Menurut the National Institute of Health (NIH), relaksasi merupakan bagian Complementary and Alternative Medicine (CAM), termasuk bidang mind and body intervention. Terapi relaksasi menggunakan keterpaduan dan hubungan (interconnectedness) tubuh dan jiwa (mind and body) untuk perbaikan kesehatan menurut Steyer (2001). Isu ini berkembang sebagai kebutuhan mendesak memadukan sains sosial dan perilaku (social and behavioral sciences) ke dalam kurikulum pendidikan dokter.

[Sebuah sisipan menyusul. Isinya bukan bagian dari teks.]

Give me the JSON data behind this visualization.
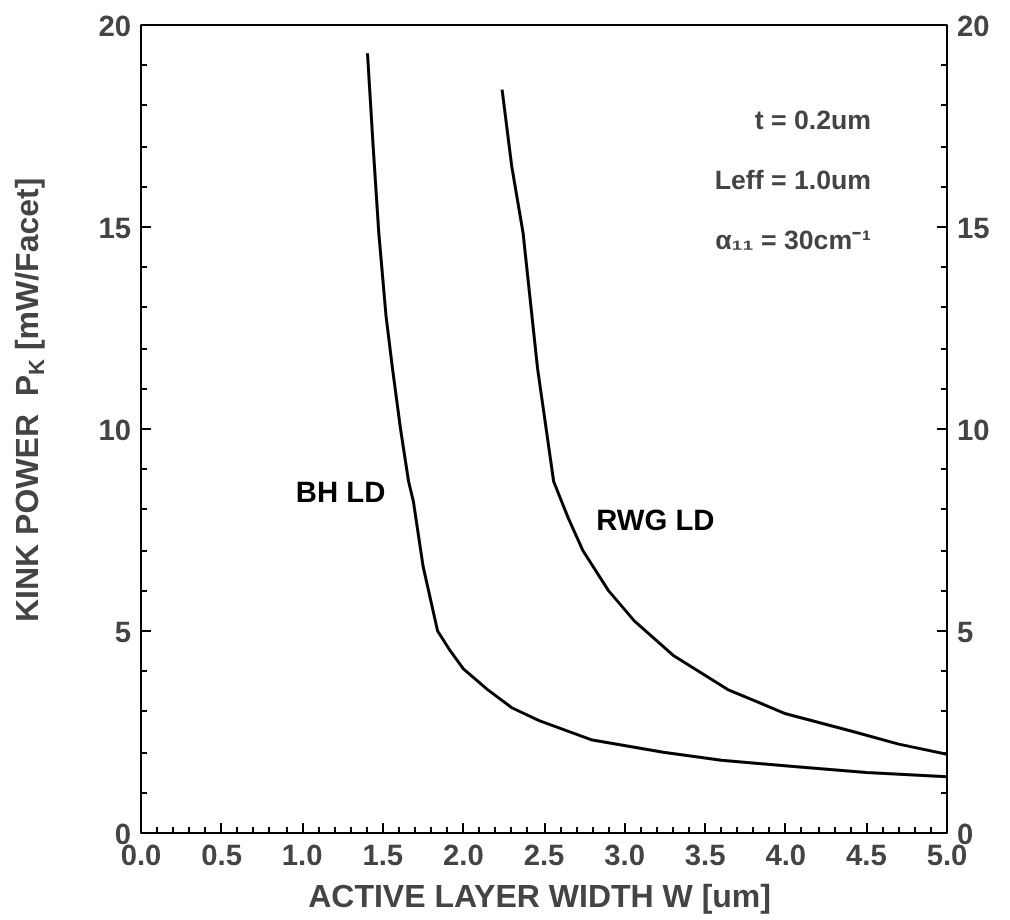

Respon yang diharapkan pada terapi relaksasi ada 2 yaitu respon relaksasi dan sinyal molekul. Respon relaksasi atau relaxation response (RR) adalah respon fisiologis alami (innate physiological response ) dan merupakan lawan dari respon stres. Respons relaksasi dan cara membangkitkan pertama kali diteliti oleh Herbert Benson 30 tahun yang lalu. Respons relaksasi berperan menurunkan metabolisme bahan berbahaya bagi otak (stres oksidatif), denyut jantung, tekanan darah, frekuensi nafas dan pertahankan neurogenesis yang terganggu akibat stres serta aktifitas ansiolitik. Kondisi RR dapat dibangkitkan secara sadar melalui beberapa tehnik seperti repetitive imagination or verbalization of word, berdoa (prayer), progressive music relaxation, meditation dan metode lain. Respon relaksasi ini merupakan mekanisme respon protektif terhadap otak. Suatu functional magnetic resonance imaging (fMRI) dapat mengetahui kondisi area RR di otak seperti Amygdala, hyppocampal formation dan anterior cingulated.

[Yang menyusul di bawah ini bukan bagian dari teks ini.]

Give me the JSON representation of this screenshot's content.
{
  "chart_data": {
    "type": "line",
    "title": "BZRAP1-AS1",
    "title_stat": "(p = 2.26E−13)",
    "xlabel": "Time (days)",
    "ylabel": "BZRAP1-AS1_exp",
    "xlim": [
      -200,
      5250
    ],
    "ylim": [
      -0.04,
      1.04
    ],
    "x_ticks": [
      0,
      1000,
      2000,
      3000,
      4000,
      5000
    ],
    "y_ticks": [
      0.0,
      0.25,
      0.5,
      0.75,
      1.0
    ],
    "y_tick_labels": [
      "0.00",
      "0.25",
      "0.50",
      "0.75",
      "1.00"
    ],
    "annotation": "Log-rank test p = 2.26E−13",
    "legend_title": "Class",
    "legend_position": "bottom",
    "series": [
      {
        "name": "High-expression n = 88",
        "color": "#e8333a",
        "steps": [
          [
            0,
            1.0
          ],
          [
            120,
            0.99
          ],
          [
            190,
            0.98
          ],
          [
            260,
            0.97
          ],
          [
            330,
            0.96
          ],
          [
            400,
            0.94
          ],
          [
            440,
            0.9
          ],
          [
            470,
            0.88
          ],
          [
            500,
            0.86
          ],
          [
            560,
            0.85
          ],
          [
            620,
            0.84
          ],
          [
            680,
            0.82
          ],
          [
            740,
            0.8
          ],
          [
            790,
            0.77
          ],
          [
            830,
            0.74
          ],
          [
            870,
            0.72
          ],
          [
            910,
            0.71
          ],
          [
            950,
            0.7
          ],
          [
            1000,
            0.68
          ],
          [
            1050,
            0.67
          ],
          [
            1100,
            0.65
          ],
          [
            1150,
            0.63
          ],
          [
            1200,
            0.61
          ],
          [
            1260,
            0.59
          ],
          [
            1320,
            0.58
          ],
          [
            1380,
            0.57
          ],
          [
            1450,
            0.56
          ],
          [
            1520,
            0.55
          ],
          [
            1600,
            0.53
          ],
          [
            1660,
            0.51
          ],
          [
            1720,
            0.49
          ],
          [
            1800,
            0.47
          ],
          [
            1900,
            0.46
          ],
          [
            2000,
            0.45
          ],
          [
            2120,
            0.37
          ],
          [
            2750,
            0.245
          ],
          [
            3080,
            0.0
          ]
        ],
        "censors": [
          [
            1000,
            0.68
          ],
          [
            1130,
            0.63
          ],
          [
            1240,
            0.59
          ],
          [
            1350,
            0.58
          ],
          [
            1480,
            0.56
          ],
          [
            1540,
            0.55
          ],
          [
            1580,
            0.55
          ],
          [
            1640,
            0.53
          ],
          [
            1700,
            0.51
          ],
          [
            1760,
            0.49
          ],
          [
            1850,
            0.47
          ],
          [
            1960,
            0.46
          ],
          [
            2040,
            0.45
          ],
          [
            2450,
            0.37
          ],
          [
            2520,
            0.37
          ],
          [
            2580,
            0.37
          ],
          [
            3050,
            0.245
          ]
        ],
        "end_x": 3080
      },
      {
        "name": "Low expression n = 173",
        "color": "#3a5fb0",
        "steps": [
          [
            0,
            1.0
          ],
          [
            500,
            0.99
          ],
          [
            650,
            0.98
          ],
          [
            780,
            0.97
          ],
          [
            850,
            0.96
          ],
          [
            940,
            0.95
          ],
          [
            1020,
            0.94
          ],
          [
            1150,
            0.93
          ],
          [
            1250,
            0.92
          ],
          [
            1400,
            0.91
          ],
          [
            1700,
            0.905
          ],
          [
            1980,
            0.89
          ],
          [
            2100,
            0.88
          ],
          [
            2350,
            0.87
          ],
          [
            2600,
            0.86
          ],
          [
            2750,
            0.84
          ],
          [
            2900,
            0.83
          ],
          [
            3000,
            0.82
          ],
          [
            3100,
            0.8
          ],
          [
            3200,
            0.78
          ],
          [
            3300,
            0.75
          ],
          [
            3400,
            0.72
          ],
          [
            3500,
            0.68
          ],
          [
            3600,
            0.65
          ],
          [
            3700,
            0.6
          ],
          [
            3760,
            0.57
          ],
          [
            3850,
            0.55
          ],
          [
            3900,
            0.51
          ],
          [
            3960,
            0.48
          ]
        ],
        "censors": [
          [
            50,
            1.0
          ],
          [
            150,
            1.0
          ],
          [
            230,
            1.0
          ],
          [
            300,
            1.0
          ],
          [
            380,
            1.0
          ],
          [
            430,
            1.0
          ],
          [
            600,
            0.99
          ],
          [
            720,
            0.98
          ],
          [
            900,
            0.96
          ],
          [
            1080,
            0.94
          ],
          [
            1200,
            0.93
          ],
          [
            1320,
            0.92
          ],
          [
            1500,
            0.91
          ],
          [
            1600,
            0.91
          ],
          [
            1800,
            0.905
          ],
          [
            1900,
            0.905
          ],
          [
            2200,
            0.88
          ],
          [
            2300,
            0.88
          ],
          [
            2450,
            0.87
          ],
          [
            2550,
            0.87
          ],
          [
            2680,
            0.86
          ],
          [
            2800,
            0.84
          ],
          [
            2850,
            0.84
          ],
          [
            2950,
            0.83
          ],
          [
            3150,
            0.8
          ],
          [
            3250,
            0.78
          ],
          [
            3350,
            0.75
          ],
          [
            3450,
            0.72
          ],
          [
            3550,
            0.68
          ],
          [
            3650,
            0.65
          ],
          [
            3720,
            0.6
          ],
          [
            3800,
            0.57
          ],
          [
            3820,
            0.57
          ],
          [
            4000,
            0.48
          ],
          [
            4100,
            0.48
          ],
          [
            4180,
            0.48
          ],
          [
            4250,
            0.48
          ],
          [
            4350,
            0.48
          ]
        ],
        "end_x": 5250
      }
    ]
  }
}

Molekul-molekul seperti nitric oxide, endocannabinoids, endorphin atau enkephalin berperan pada respon plasebo, fasilitasi efek positif CAM, perasaan nyaman dan relaksasi serta mempunyai kapasitasi antagonis terhadap stres, yang merupakan mekanisme obyektif dan subyektif beberapa pendekatan terapi komplemen.

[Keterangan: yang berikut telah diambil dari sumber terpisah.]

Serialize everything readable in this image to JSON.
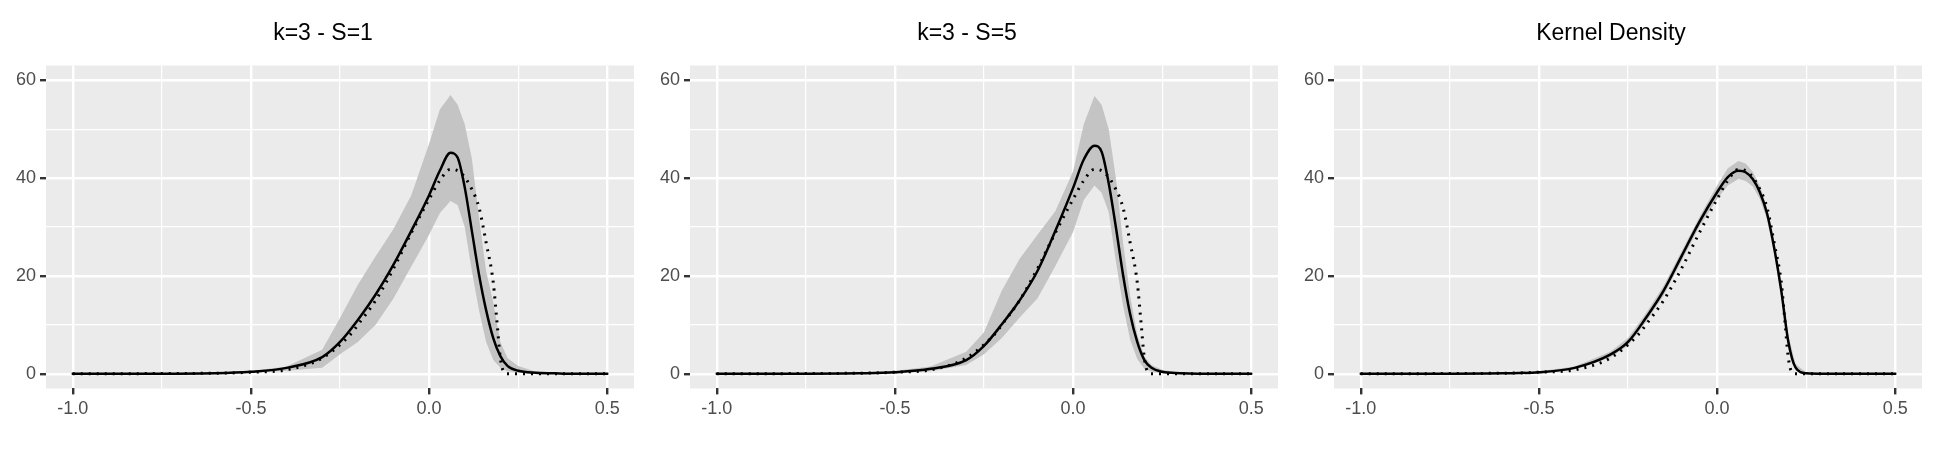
{
  "chart_data": [
    {
      "type": "line",
      "title": "k=3 - S=1",
      "x": [
        -1,
        -0.8,
        -0.6,
        -0.5,
        -0.4,
        -0.3,
        -0.25,
        -0.2,
        -0.15,
        -0.1,
        -0.05,
        0,
        0.03,
        0.06,
        0.08,
        0.1,
        0.12,
        0.14,
        0.16,
        0.18,
        0.2,
        0.22,
        0.25,
        0.3,
        0.35,
        0.4,
        0.5
      ],
      "xlim": [
        -1.075,
        0.575
      ],
      "xticks": [
        {
          "value": -1,
          "label": "-1.0"
        },
        {
          "value": -0.75,
          "label": null
        },
        {
          "value": -0.5,
          "label": "-0.5"
        },
        {
          "value": -0.25,
          "label": null
        },
        {
          "value": 0,
          "label": "0.0"
        },
        {
          "value": 0.25,
          "label": null
        },
        {
          "value": 0.5,
          "label": "0.5"
        }
      ],
      "ylim": [
        -3,
        63
      ],
      "yticks": [
        {
          "value": 0,
          "label": "0"
        },
        {
          "value": 10,
          "label": null
        },
        {
          "value": 20,
          "label": "20"
        },
        {
          "value": 30,
          "label": null
        },
        {
          "value": 40,
          "label": "40"
        },
        {
          "value": 50,
          "label": null
        },
        {
          "value": 60,
          "label": "60"
        }
      ],
      "grid": true,
      "legend": false,
      "marker": "none",
      "series": [
        {
          "type": "line",
          "color": "#000000",
          "line_style": "solid",
          "values": [
            0,
            0,
            0.1,
            0.4,
            1.2,
            3.4,
            6.5,
            11,
            16.2,
            22.3,
            29.2,
            36.5,
            41.5,
            45.2,
            44.2,
            38.1,
            29.2,
            20.3,
            13,
            7.3,
            3.6,
            1.6,
            0.6,
            0.2,
            0.1,
            0,
            0
          ],
          "upper": [
            0,
            0,
            0.2,
            0.6,
            1.5,
            4.9,
            11.4,
            18.2,
            24,
            29.6,
            36.5,
            47,
            54,
            57,
            55,
            51,
            44,
            32,
            21,
            14.6,
            6.5,
            3.2,
            1.6,
            0.4,
            0.2,
            0,
            0
          ],
          "lower": [
            0,
            0,
            0,
            0.2,
            0.6,
            1.2,
            4,
            6.5,
            10,
            15.4,
            21.9,
            28.4,
            32.8,
            35.3,
            34.5,
            30,
            21,
            13,
            6.5,
            2.8,
            1.2,
            0.5,
            0.2,
            0,
            0,
            0,
            0
          ]
        },
        {
          "type": "line",
          "color": "#000000",
          "line_style": "dotted",
          "x": [
            -1,
            -0.6,
            -0.5,
            -0.4,
            -0.3,
            -0.22,
            -0.2,
            -0.15,
            -0.1,
            -0.05,
            0,
            0.03,
            0.06,
            0.09,
            0.12,
            0.14,
            0.16,
            0.18,
            0.19,
            0.2,
            0.21,
            0.22,
            0.3,
            0.5
          ],
          "values": [
            0,
            0.1,
            0.3,
            0.8,
            3.2,
            8.1,
            10,
            15,
            21.5,
            28.8,
            35.7,
            39.5,
            41.8,
            41,
            37.7,
            34,
            26.8,
            18.7,
            11,
            3.2,
            0.3,
            0,
            0,
            0
          ]
        }
      ]
    },
    {
      "type": "line",
      "title": "k=3 - S=5",
      "x": [
        -1,
        -0.8,
        -0.6,
        -0.5,
        -0.4,
        -0.3,
        -0.25,
        -0.2,
        -0.15,
        -0.1,
        -0.05,
        0,
        0.03,
        0.06,
        0.08,
        0.1,
        0.12,
        0.14,
        0.16,
        0.18,
        0.2,
        0.22,
        0.25,
        0.3,
        0.35,
        0.4,
        0.5
      ],
      "xlim": [
        -1.075,
        0.575
      ],
      "xticks": [
        {
          "value": -1,
          "label": "-1.0"
        },
        {
          "value": -0.75,
          "label": null
        },
        {
          "value": -0.5,
          "label": "-0.5"
        },
        {
          "value": -0.25,
          "label": null
        },
        {
          "value": 0,
          "label": "0.0"
        },
        {
          "value": 0.25,
          "label": null
        },
        {
          "value": 0.5,
          "label": "0.5"
        }
      ],
      "ylim": [
        -3,
        63
      ],
      "yticks": [
        {
          "value": 0,
          "label": "0"
        },
        {
          "value": 10,
          "label": null
        },
        {
          "value": 20,
          "label": "20"
        },
        {
          "value": 30,
          "label": null
        },
        {
          "value": 40,
          "label": "40"
        },
        {
          "value": 50,
          "label": null
        },
        {
          "value": 60,
          "label": "60"
        }
      ],
      "grid": true,
      "legend": false,
      "marker": "none",
      "series": [
        {
          "type": "line",
          "color": "#000000",
          "line_style": "solid",
          "values": [
            0,
            0,
            0.1,
            0.3,
            1,
            2.8,
            5.7,
            10.1,
            15,
            21,
            29.2,
            38,
            43.8,
            46.6,
            45.4,
            38.9,
            30,
            20.3,
            12.2,
            6.5,
            2.8,
            1.2,
            0.4,
            0.1,
            0,
            0,
            0
          ],
          "upper": [
            0,
            0,
            0.2,
            0.6,
            1.5,
            4.5,
            8.5,
            17,
            23.5,
            28.4,
            33.2,
            41.4,
            51,
            56.8,
            55,
            50,
            40,
            27,
            16,
            8,
            3.5,
            1.8,
            0.8,
            0.2,
            0.1,
            0,
            0
          ],
          "lower": [
            0,
            0,
            0,
            0.1,
            0.5,
            1.8,
            4,
            7.3,
            11.5,
            15.4,
            22,
            29,
            35.5,
            38.5,
            37,
            33,
            23,
            14,
            7,
            3,
            1,
            0.4,
            0.1,
            0,
            0,
            0,
            0
          ]
        },
        {
          "type": "line",
          "color": "#000000",
          "line_style": "dotted",
          "x": [
            -1,
            -0.6,
            -0.5,
            -0.4,
            -0.3,
            -0.22,
            -0.2,
            -0.15,
            -0.1,
            -0.05,
            0,
            0.03,
            0.06,
            0.09,
            0.12,
            0.14,
            0.16,
            0.18,
            0.19,
            0.2,
            0.21,
            0.22,
            0.3,
            0.5
          ],
          "values": [
            0,
            0.1,
            0.3,
            0.8,
            3.2,
            8.1,
            10,
            15,
            21.5,
            28.8,
            35.7,
            39.5,
            41.8,
            41,
            37.7,
            34,
            26.8,
            18.7,
            11,
            3.2,
            0.3,
            0,
            0,
            0
          ]
        }
      ]
    },
    {
      "type": "line",
      "title": "Kernel Density",
      "x": [
        -1,
        -0.8,
        -0.6,
        -0.5,
        -0.4,
        -0.3,
        -0.25,
        -0.2,
        -0.15,
        -0.1,
        -0.05,
        0,
        0.03,
        0.06,
        0.08,
        0.1,
        0.12,
        0.14,
        0.16,
        0.18,
        0.2,
        0.22,
        0.25,
        0.3,
        0.35,
        0.4,
        0.5
      ],
      "xlim": [
        -1.075,
        0.575
      ],
      "xticks": [
        {
          "value": -1,
          "label": "-1.0"
        },
        {
          "value": -0.75,
          "label": null
        },
        {
          "value": -0.5,
          "label": "-0.5"
        },
        {
          "value": -0.25,
          "label": null
        },
        {
          "value": 0,
          "label": "0.0"
        },
        {
          "value": 0.25,
          "label": null
        },
        {
          "value": 0.5,
          "label": "0.5"
        }
      ],
      "ylim": [
        -3,
        63
      ],
      "yticks": [
        {
          "value": 0,
          "label": "0"
        },
        {
          "value": 10,
          "label": null
        },
        {
          "value": 20,
          "label": "20"
        },
        {
          "value": 30,
          "label": null
        },
        {
          "value": 40,
          "label": "40"
        },
        {
          "value": 50,
          "label": null
        },
        {
          "value": 60,
          "label": "60"
        }
      ],
      "grid": true,
      "legend": false,
      "marker": "none",
      "series": [
        {
          "type": "line",
          "color": "#000000",
          "line_style": "solid",
          "values": [
            0,
            0,
            0.1,
            0.3,
            1.2,
            3.9,
            6.5,
            11.4,
            17,
            24,
            31,
            37.1,
            40.2,
            41.5,
            41.2,
            39.8,
            37.1,
            32.8,
            25.8,
            17,
            6.5,
            1.3,
            0.1,
            0,
            0,
            0,
            0
          ],
          "upper": [
            0,
            0,
            0.2,
            0.5,
            1.5,
            4.5,
            7.3,
            12.3,
            18,
            25,
            32,
            38.5,
            42,
            43.5,
            43,
            41.3,
            38.5,
            34,
            27,
            18.3,
            7.8,
            2,
            0.3,
            0,
            0,
            0,
            0
          ],
          "lower": [
            0,
            0,
            0,
            0.1,
            0.9,
            3.3,
            5.7,
            10.5,
            16,
            23,
            30,
            35.7,
            38.5,
            39.8,
            39.4,
            38.3,
            35.7,
            31.6,
            24.6,
            15.7,
            5.2,
            0.7,
            0,
            0,
            0,
            0,
            0
          ]
        },
        {
          "type": "line",
          "color": "#000000",
          "line_style": "dotted",
          "x": [
            -1,
            -0.6,
            -0.5,
            -0.4,
            -0.3,
            -0.22,
            -0.2,
            -0.15,
            -0.1,
            -0.05,
            0,
            0.03,
            0.06,
            0.09,
            0.12,
            0.14,
            0.16,
            0.18,
            0.19,
            0.2,
            0.21,
            0.22,
            0.3,
            0.5
          ],
          "values": [
            0,
            0.1,
            0.3,
            0.8,
            3.2,
            8.1,
            10,
            15,
            21.5,
            28.8,
            35.7,
            39.5,
            41.8,
            41,
            37.7,
            34,
            26.8,
            18.7,
            11,
            3.2,
            0.3,
            0,
            0,
            0
          ]
        }
      ]
    }
  ]
}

Endogeneous morphinergic signaling (endogeneous morphine) berdasar konfirmasi gas chromatography dan mass spectrometry terdapat pada area limbik seperti hippocampal formation dan cortex cingulate. Molekul ini berperan pada proses memori, motivasi afektif dan respon otonom. Tapi kondisi di atas hanya merupakan kondisi relaksasi yaitu masih seputar otak.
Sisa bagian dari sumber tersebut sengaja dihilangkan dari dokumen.